“But I fear, lest somehow, as the serpent deceived Eve by his craftiness, so your minds may be corrupted from the simplicity that is in Christ.” (2 Corinthians 11:3 NKJV).
You used to like email: no more postage! Immediate communication! Every time-saving technology we introduce, however, ends up demanding more time than we ever dreamed.
Humankind is good at many things. One of them is adding complexity to nearly everything. This can be good in many areas: we've got mouths to feed, after all. But one major area to war against complexity is our relationship with Jesus Christ.
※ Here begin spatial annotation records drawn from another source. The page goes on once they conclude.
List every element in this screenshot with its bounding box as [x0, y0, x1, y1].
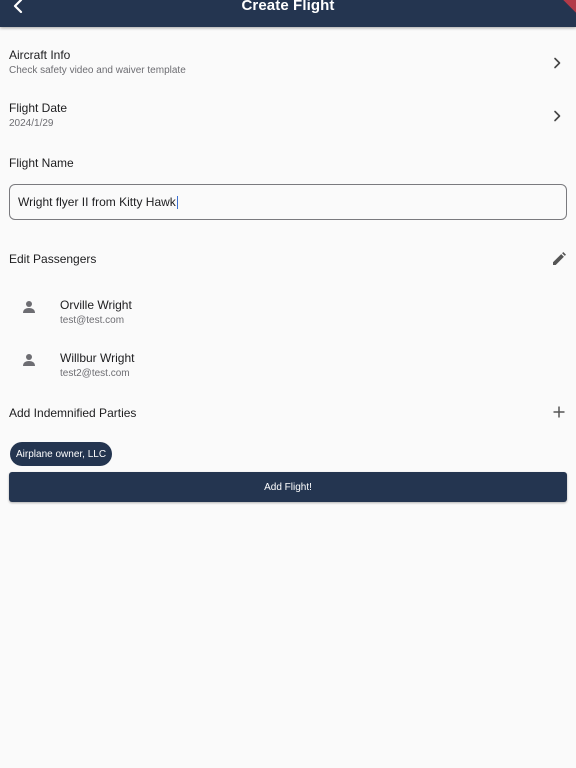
- passenger-item[interactable]: Orville Wright test@test.com: [0, 290, 576, 330]
- flight-name-input[interactable]: Wright flyer II from Kitty Hawk: [9, 184, 567, 220]
- flight-name-label: Flight Name: [9, 156, 74, 170]
- passenger-name: Willbur Wright: [60, 351, 135, 365]
- person-icon: [22, 353, 36, 367]
- passenger-item[interactable]: Willbur Wright test2@test.com: [0, 343, 576, 383]
- person-icon: [22, 300, 36, 314]
- flight-date-value: 2024/1/29: [9, 118, 54, 129]
- aircraft-info-row[interactable]: Aircraft Info Check safety video and wai…: [9, 48, 567, 82]
- aircraft-info-title: Aircraft Info: [9, 48, 71, 62]
- add-flight-button[interactable]: Add Flight!: [9, 472, 567, 502]
- passenger-email: test2@test.com: [60, 368, 130, 379]
- indemnified-party-chip[interactable]: Airplane owner, LLC: [10, 442, 113, 466]
- indemnified-parties-title: Add Indemnified Parties: [9, 406, 137, 420]
- page-title: Create Flight: [241, 0, 335, 14]
- edit-passengers-title: Edit Passengers: [9, 252, 97, 266]
- flight-date-row[interactable]: Flight Date 2024/1/29: [9, 101, 567, 135]
- app-bar: Create Flight: [0, 0, 576, 27]
- aircraft-info-subtitle: Check safety video and waiver template: [9, 65, 186, 76]
- pencil-icon[interactable]: [551, 251, 567, 267]
- flight-date-title: Flight Date: [9, 101, 68, 115]
- text-caret: [176, 195, 178, 209]
- chevron-right-icon: [552, 56, 562, 69]
- plus-icon[interactable]: [551, 404, 567, 420]
- passenger-name: Orville Wright: [60, 298, 132, 312]
- passenger-email: test@test.com: [60, 315, 125, 326]
- chevron-right-icon: [552, 109, 562, 122]
- flight-name-value: Wright flyer II from Kitty Hawk: [18, 195, 176, 209]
Paul worried about the Corinthian church. He had shared the gospel in their city for a couple of years. He wanted to present them to Jesus like a bride ready for her groom. He feared, though, that the serpent who deceived Eve would also deceive them. He hated the idea of their minds being corrupted "from the simplicity that is in Christ."
From simplicity to complexity, that is the poisonous trend. The Corinthian church went there. And we still blindly run into this stupidity, for the folly of mucking up a simple and pure devotion to Christ with complex arguments and systems is a bane to us. Jesus says, "And man shall be joined to his wife and the two shall become one flesh." But then the complexors come and twist the words beyond recognition until, to their satisfaction, marriage is redefined into oblivion.
Jesus says, "I'm coming back." But then the complexors come and build camps who argue and fight and ridicule the others. Some of them even have a specific date for his return in mind. Jesus says, "Blessed are the poor in spirit." We love him for his simple and good teaching. But then the complexors come and tell us he doesn't really love the humble, nor the poor, and especially not the poor and humble.
Time and time again, the complexors suck the life out of our simple and pure walk with Christ. Look, it's not as if a relationship with Christ is incompatible with the complexities of life. It's not as if all biblical doctrines and study are straightforward and simple. No, God has given us minds and a big book to study. It's just that the Corinthians, like so many today, had drifted from the simplicity that is in Christ.
He loves humanity. He came for humanity. He lived for humanity. He died for humanity. He rose for humanity. His blood produced a new humanity. He lives to help his new humanity. He is coming again for his new humanity, the church.
Don't let the complexors plot and twist and do what they do, complicating your whole relationship with Christ until it's reduced to a debate on every subject under the sun.